Malocco loses appeal over conviction for forgery

 

SOLICITOR Elio Malocco, who was jailed for five years for forgery lost his appeal yesterday against his conviction and sentence. The Court of Criminal Appeal turned down all grounds of appeal and also refused to reduce the sentence.

Malocco (40), of Oldcourt Avenue, Firhouse, Co Dublin, is a former director of the Irish Press group and also acted as solicitor to the group.

In May 1995, he was convicted by a jury at Dublin Circuit Criminal Court on fraud charges involving £68,500, money which he had been given by the Irish Press to deal with libel actions.

In the circuit court, Judge Dominic Lynch said there had been no attempt at restitution. Malocco had been entrusted with funds and the jury had found him guilty of dishonesty.

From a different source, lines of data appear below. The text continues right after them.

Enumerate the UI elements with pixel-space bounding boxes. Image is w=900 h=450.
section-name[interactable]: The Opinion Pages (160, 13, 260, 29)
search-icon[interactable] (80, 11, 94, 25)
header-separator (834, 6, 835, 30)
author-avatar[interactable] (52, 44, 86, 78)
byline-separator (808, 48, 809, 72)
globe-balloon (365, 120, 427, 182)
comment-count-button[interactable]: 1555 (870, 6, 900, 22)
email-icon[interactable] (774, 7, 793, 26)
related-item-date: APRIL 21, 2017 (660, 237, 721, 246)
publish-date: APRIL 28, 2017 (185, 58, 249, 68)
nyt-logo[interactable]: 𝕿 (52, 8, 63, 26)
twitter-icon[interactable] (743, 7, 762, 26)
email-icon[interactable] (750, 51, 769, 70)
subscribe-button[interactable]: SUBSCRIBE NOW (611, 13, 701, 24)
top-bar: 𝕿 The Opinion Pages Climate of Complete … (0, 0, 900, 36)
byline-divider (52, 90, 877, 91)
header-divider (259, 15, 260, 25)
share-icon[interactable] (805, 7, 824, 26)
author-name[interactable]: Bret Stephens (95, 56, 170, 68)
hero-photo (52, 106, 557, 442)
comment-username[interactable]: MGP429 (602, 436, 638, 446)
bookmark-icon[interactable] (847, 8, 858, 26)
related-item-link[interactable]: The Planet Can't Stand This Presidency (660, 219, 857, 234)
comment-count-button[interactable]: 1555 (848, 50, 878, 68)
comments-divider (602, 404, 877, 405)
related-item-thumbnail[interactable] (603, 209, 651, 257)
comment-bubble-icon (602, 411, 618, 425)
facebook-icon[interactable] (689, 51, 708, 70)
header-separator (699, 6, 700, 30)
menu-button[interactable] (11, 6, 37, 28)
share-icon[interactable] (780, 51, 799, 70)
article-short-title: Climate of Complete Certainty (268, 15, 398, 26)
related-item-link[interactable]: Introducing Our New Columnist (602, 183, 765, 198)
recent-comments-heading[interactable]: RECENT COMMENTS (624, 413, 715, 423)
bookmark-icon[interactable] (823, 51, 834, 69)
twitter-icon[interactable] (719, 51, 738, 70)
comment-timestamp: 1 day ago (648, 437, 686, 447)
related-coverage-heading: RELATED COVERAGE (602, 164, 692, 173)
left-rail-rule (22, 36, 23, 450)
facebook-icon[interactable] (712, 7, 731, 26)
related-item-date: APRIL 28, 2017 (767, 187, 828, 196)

In the appeal, it was submitted that there had been no evidence before the jury of intention to defraud. It was also submitted that Malocco had no involvement in the financial transactions at the practice, although he did write cheques.

In relation to evidence of Malocco's signature on documents, it was claimed no handwriting expert had been produced.

Giving judgment yesterday, Mr Justice Keane said the appeal was in respect of Malocco's conviction on six counts of forging documents and uttering forged documents.

At the relevant time, Malocco was a partner in the firm of Malocco and Killeen, solicitors.

The case for the prosecution was in essence that Malocco obtained funds from the Irish Press group for the purpose of either finding compromises or making lodgments in respect of specific proceedings for libel by certain persons against the group; that the funds were never applied for tliose purposes; and that with a view to misleading his clients into a belief that they had been so applied, Malocco forged certain documents and furnished them to his clients.

Mr Justice Keane, who sat with Mr Justice Barr and Mr Justice Lavan, said it had been submitted by counsel for Malocco that in the event of the conviction upheld the sentence should be reduced as being, in the circumstances, excessively severe.

Counsel had relied in support of that submission on the previous good character of Malocco, the fact that he had no previous convictions and the "catastrophic" consequences for him of the conviction itself, leading, as it inevitably would, to his being struck off as a solicitor.

Mr Justice Keane said the trial judge, in imposing sentence, had taken into account all the matters urged on him. He had stated, however, that he had to have regard to the very serious nature of the offences, involving as they did a grave breach of trust.

The trial judge had also stated that he had to consider that there had been no serious attempt at restitution and that he was obliged to ensure the protection of the public, and in particular persons in the position of the injured party, from such frauds.

The Court of Criminal Appeal could not interfere with the sentence unless it was satisfied the trial judge erred in principle.

Having carefully considered the submissions, it could not detect any error in principle in the approach adopted in the case and was satisfied no ground had been established for interfering with the sentence.